Even though lockdown was extended to the entirety of Austria soon after, more countries could look to implement the controversial measures.
The British government has not yet stated any such plans, although the notion was floated in the media by some health policy commentators. But what would be the legal implications in the UK if such measures were introduced?
Barrister Francis Hoar explained to The Epoch Times that such restrictions would be “extreme and highly discriminatory.”
“While there is no absolute prohibition against such a measure (assuming it was a lawful use of the Public Health Act) the severity of the measure, its discriminatory effect, and the lack of any emergency would all be important factors weighing in favour of a challenge to its proportionality,” he said.
“If restrictions are made as secondary legislation, that is, powers delegated by an Act of Parliament to a Minister but subject to a Parliamentary vote, restrictions are able to be judicially reviewed. This is how restrictions for all other lockdown-related measures were made, in almost all cases through the Public Health (Control of Disease) Act 1984 (as amended by the Health and Social Care Act 2008),” he added.
However, any laws made through primary legislation, an Act of Parliament, such as the Coronavirus Act 2020, cannot be judicially reviewed because Parliament has supreme legal authority in the UK.
Hoar was counsel in the high-profile court case of businessman Simon Dolan, who sought a judicial review of the government’s lockdown policies. Dolan’s case was refused at the Court of Appeal.
“[The lockdown rules] did not distinguish between different groups, and in particular between vaccinated and unvaccinated. Secondly, they were imposed in March 2020, when very little was known about the virus, there had been very little research, almost no one had natural immunity and there was no vaccine. These were all points relied on by the government in that case and all were relevant to the Court of Appeal’s decision to refuse permission to allow a judicial review into the proportionality of the original lockdown restrictions,” said Hoar.
“It would be very difficult to see how the current situation could be considered an emergency. While there is no specific test for what is an emergency in the UK, the extent of any public health crisis is an important consideration in determining whether if secondary legislation is proportionate,” said Hoar.
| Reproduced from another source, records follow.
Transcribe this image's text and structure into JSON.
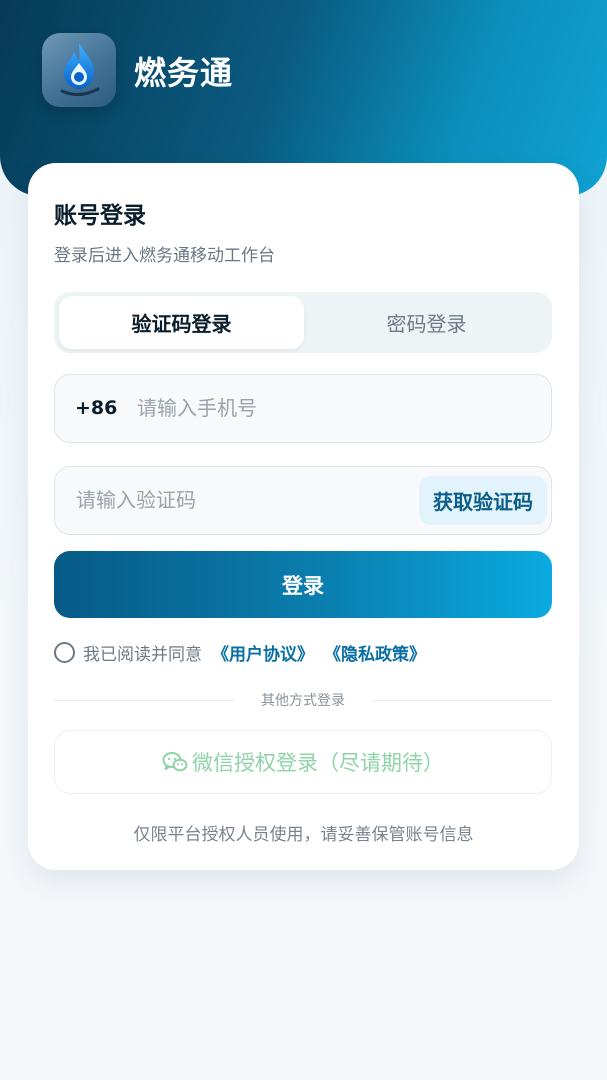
{
  "app": {
    "name": "燃务通",
    "icon": "gas-flame-logo-icon"
  },
  "card": {
    "title": "账号登录",
    "subtitle": "登录后进入燃务通移动工作台"
  },
  "tabs": [
    {
      "label": "验证码登录",
      "active": true
    },
    {
      "label": "密码登录",
      "active": false
    }
  ],
  "phone": {
    "prefix": "+86",
    "placeholder": "请输入手机号",
    "value": ""
  },
  "code": {
    "placeholder": "请输入验证码",
    "value": "",
    "get_code_label": "获取验证码"
  },
  "login_button": "登录",
  "agreement": {
    "checked": false,
    "text": "我已阅读并同意",
    "user_agreement": "《用户协议》",
    "privacy_policy": "《隐私政策》"
  },
  "other_methods_label": "其他方式登录",
  "wechat": {
    "icon": "wechat-icon",
    "label": "微信授权登录（尽请期待）"
  },
  "footer_note": "仅限平台授权人员使用，请妥善保管账号信息",
  "colors": {
    "header_dark": "#063a57",
    "header_light": "#10a2d2",
    "primary": "#0a7fb0",
    "link": "#0a6fa3",
    "wechat_green": "#8fd3a8"
  }
}
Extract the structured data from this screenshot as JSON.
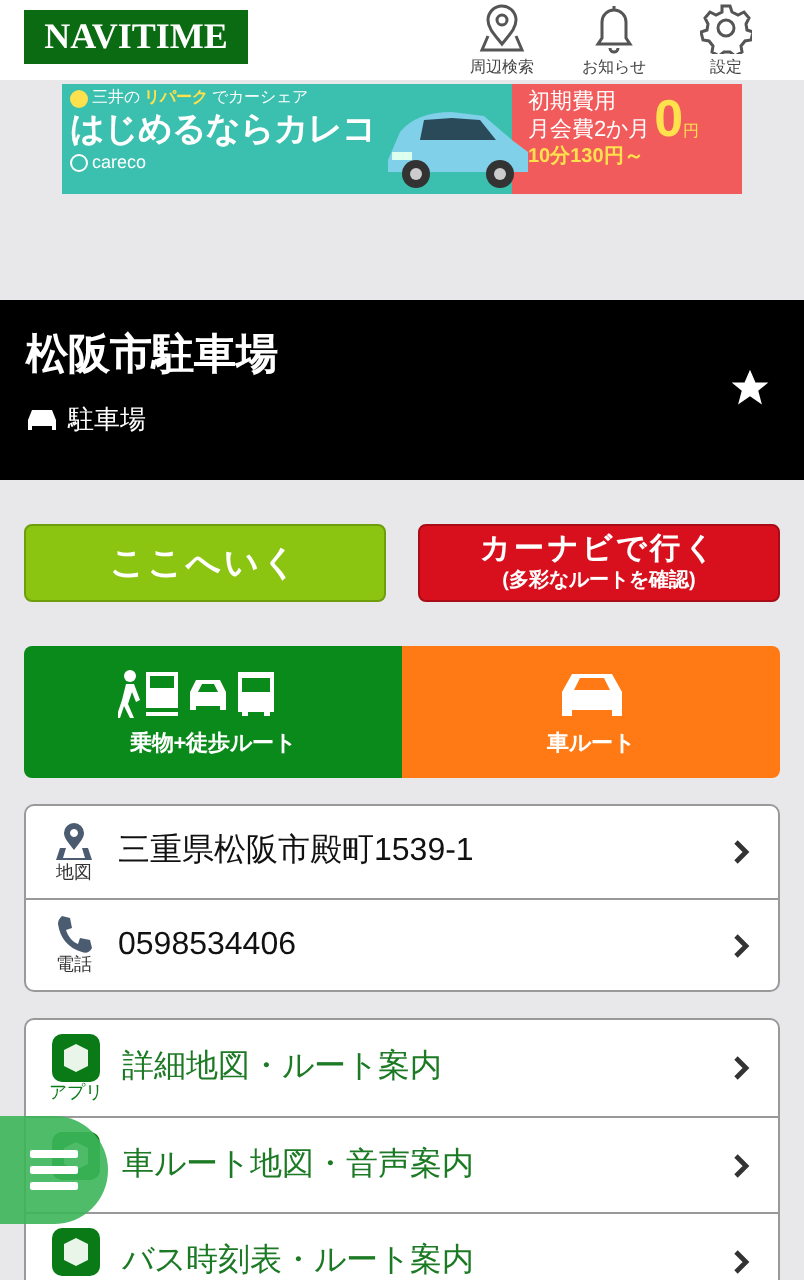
{
  "header": {
    "logo": "NAVITIME",
    "nav": [
      {
        "kind": "pin",
        "label": "周辺検索"
      },
      {
        "kind": "bell",
        "label": "お知らせ"
      },
      {
        "kind": "gear",
        "label": "設定"
      }
    ]
  },
  "ad": {
    "brand_small": "三井の",
    "brand": "リパーク",
    "brand_tail": "でカーシェア",
    "headline": "はじめるならカレコ",
    "logo": "careco",
    "offer_line1": "初期費用",
    "offer_line2": "月会費2か月",
    "offer_big": "0",
    "offer_unit": "円",
    "price": "10分130円～"
  },
  "place": {
    "title": "松阪市駐車場",
    "category": "駐車場",
    "favorite": true
  },
  "actions": [
    {
      "kind": "go",
      "label": "ここへいく"
    },
    {
      "kind": "carnavi",
      "label": "カーナビで行く",
      "sub": "(多彩なルートを確認)"
    }
  ],
  "routes": [
    {
      "kind": "transit",
      "label": "乗物+徒歩ルート"
    },
    {
      "kind": "car",
      "label": "車ルート"
    }
  ],
  "info": [
    {
      "kind": "map",
      "icon_label": "地図",
      "text": "三重県松阪市殿町1539-1"
    },
    {
      "kind": "phone",
      "icon_label": "電話",
      "text": "0598534406"
    }
  ],
  "apps": [
    {
      "icon_label": "アプリ",
      "text": "詳細地図・ルート案内"
    },
    {
      "text": "車ルート地図・音声案内"
    },
    {
      "text": "バス時刻表・ルート案内"
    }
  ]
}
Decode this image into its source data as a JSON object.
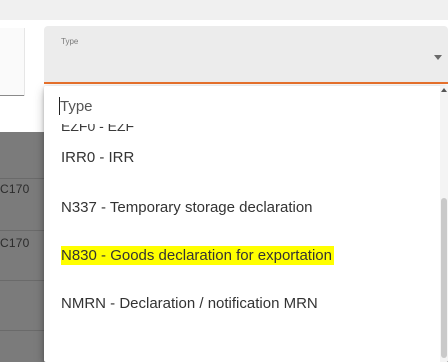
{
  "field": {
    "label": "Type"
  },
  "dropdown": {
    "filter_placeholder": "Type",
    "partial_item": "EZF0 - EZF",
    "options": [
      {
        "label": "IRR0 - IRR",
        "highlighted": false
      },
      {
        "label": "N337 - Temporary storage declaration",
        "highlighted": false
      },
      {
        "label": "N830 - Goods declaration for exportation",
        "highlighted": true
      },
      {
        "label": "NMRN - Declaration / notification MRN",
        "highlighted": false
      }
    ]
  },
  "background": {
    "row_1_text": "C170",
    "row_2_text": "C170"
  },
  "colors": {
    "accent_underline": "#e8712c",
    "highlight": "#ffff00"
  }
}
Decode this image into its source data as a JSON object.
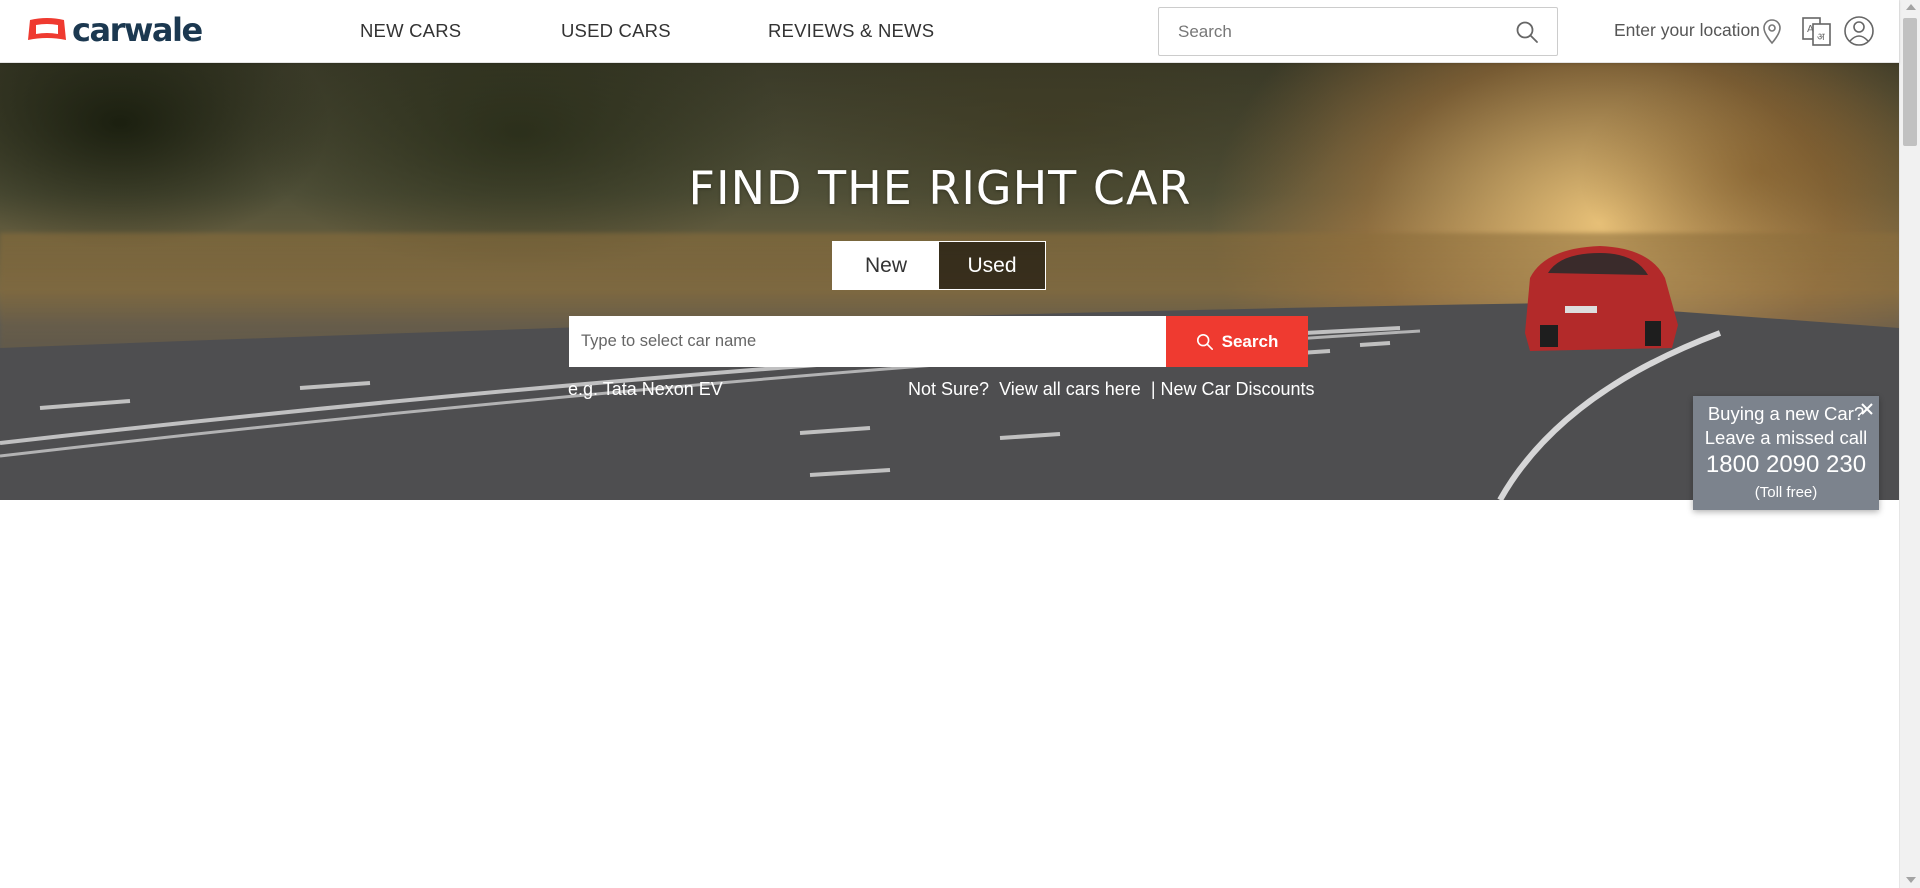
{
  "header": {
    "logo_text": "carwale",
    "brand_color": "#ef3a30",
    "logo_text_color": "#1b3850",
    "nav": [
      {
        "label": "NEW CARS"
      },
      {
        "label": "USED CARS"
      },
      {
        "label": "REVIEWS & NEWS"
      }
    ],
    "search": {
      "placeholder": "Search",
      "icon": "search-icon"
    },
    "location_label": "Enter your location",
    "icons": [
      "location-pin-icon",
      "language-icon",
      "user-account-icon"
    ]
  },
  "hero": {
    "title": "FIND THE RIGHT CAR",
    "toggle": {
      "new_label": "New",
      "used_label": "Used",
      "selected": "New"
    },
    "car_search": {
      "placeholder": "Type to select car name",
      "button_label": "Search",
      "button_color": "#ef3a30"
    },
    "example": {
      "prefix": "e.g.",
      "suggestion": "Tata Nexon EV"
    },
    "links": {
      "not_sure": "Not Sure?",
      "view_all": "View all cars here",
      "separator": "|",
      "discounts": "New Car Discounts"
    }
  },
  "call_widget": {
    "line1": "Buying a new Car?",
    "line2": "Leave a missed call",
    "phone": "1800 2090 230",
    "note": "(Toll free)",
    "background": "#7c838d"
  }
}
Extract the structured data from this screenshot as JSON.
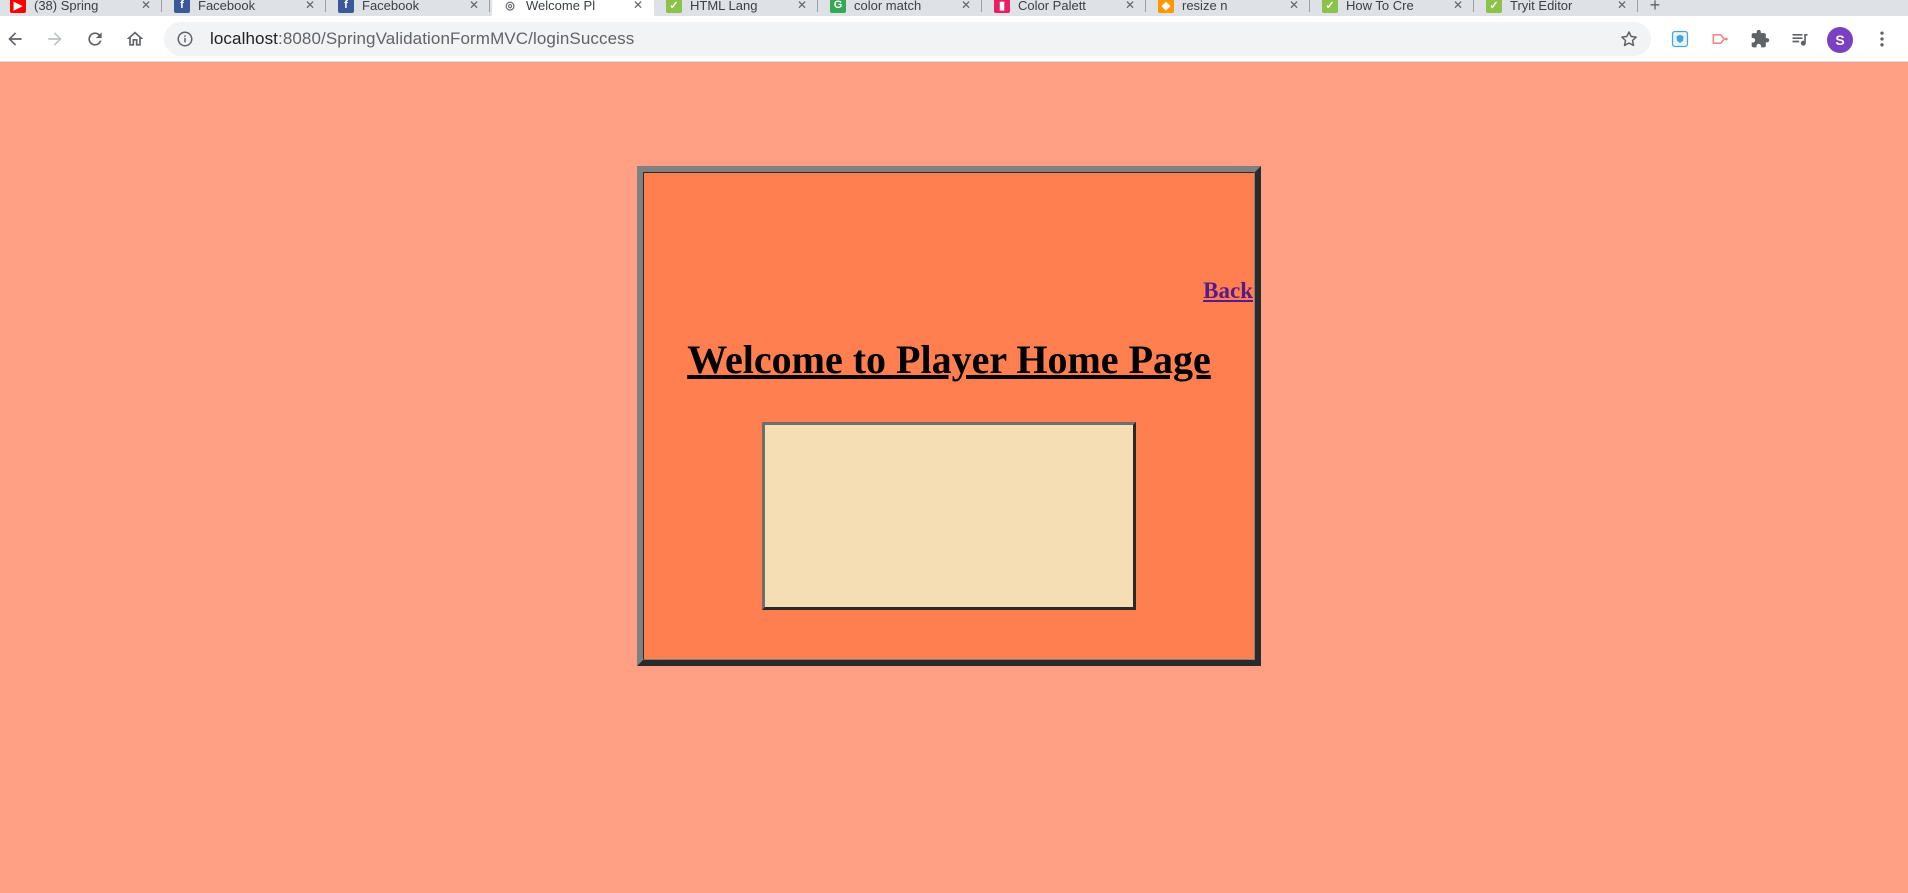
{
  "browser": {
    "tabs": [
      {
        "title": "(38) Spring",
        "favicon": "youtube-icon",
        "color": "#ff0000",
        "glyph": "▶",
        "active": false
      },
      {
        "title": "Facebook",
        "favicon": "facebook-icon",
        "color": "#3b5998",
        "glyph": "f",
        "active": false
      },
      {
        "title": "Facebook",
        "favicon": "facebook-icon",
        "color": "#3b5998",
        "glyph": "f",
        "active": false
      },
      {
        "title": "Welcome Pl",
        "favicon": "globe-icon",
        "color": "#5f6368",
        "glyph": "◎",
        "active": true
      },
      {
        "title": "HTML Lang",
        "favicon": "w3schools-icon",
        "color": "#8bc34a",
        "glyph": "✓",
        "active": false
      },
      {
        "title": "color match",
        "favicon": "google-icon",
        "color": "#34a853",
        "glyph": "G",
        "active": false
      },
      {
        "title": "Color Palett",
        "favicon": "palette-icon",
        "color": "#e91e63",
        "glyph": "▮",
        "active": false
      },
      {
        "title": "resize n",
        "favicon": "firebase-icon",
        "color": "#ff9800",
        "glyph": "◆",
        "active": false
      },
      {
        "title": "How To Cre",
        "favicon": "w3schools-icon",
        "color": "#8bc34a",
        "glyph": "✓",
        "active": false
      },
      {
        "title": "Tryit Editor",
        "favicon": "w3schools-icon",
        "color": "#8bc34a",
        "glyph": "✓",
        "active": false
      }
    ],
    "new_tab_symbol": "+",
    "close_symbol": "✕",
    "address": {
      "host": "localhost",
      "path": ":8080/SpringValidationFormMVC/loginSuccess"
    },
    "profile_initial": "S"
  },
  "page": {
    "back_label": "Back",
    "title": "Welcome to Player Home Page"
  },
  "colors": {
    "page_background": "#ffa085",
    "panel_background": "#ff7f50",
    "content_box_background": "#f5deb3",
    "visited_link": "#551a8b"
  }
}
But Hoar said that a case in which the High Court rejected a judicial review into the mandatory vaccination of care home workers, was unique.
“They are the most vulnerable people in this country to this disease and the measure only affected a very defined people in a very defined situation, so it is very different to the imposition of restrictions on every person in the country who had not been vaccinated,” he said.
Prime Minister Boris Johnson has not announced any plans to lock down the unvaccinated, but more countries are looking to implement Austria’s measures.
Discrimination More Open to Challenge
Hoar said that any measures that discriminate against the unvaccinated would be vulnerable to challenge.“Article 14 of the ECHR [European Convention on Human Rights] provides that a high-level justification must be found for any legislation that is discriminatory,” he said.
“Articles 8 (private and family life) and potentially 9 (religion), and 11 (protest) may also be engaged in the consideration of the proportionality of any restrictions,” he added.
“Bodily integrity is an important feature of any challenge, as it is protected by Article 8 as well as the Helsinki Declaration, Article 6 of the 2005 UNESCO Declaration on Bioethics and Human Rights, and the Nuremberg Codes. This is relevant if a person is to be required to be vaccinated in order to (for example) enter public places,” said Hoar.
Ben Harris-Quinney, chairman of the world’s oldest conservative think tank The Bow Group told The Epoch Times that “given the coronavirus is likely to be with us forever, the government has no mandate to retain emergency powers to restrict civil liberties without a democratic process any longer.”
Harris-Quinney argued that initial indications are that vaccines reduce the risk of hospitalisation and death, but data show vaccines do not prevent the spread of the virus, and they are not a reliable indicator of whether someone is infectious or may pose a risk to others.
“Britain is a country that has held civil liberties to be sacrosanct for 1,000 years; our citizens tell the government what we want to do, not the other way around. We have encouraged the government to grant those that wish to remain working from home, wearing masks, and taking all vaccine options the liberty to do so, but to also grant that same liberty to those who wish to remain unvaccinated, and to return to normal life,” said Harris-Quinney.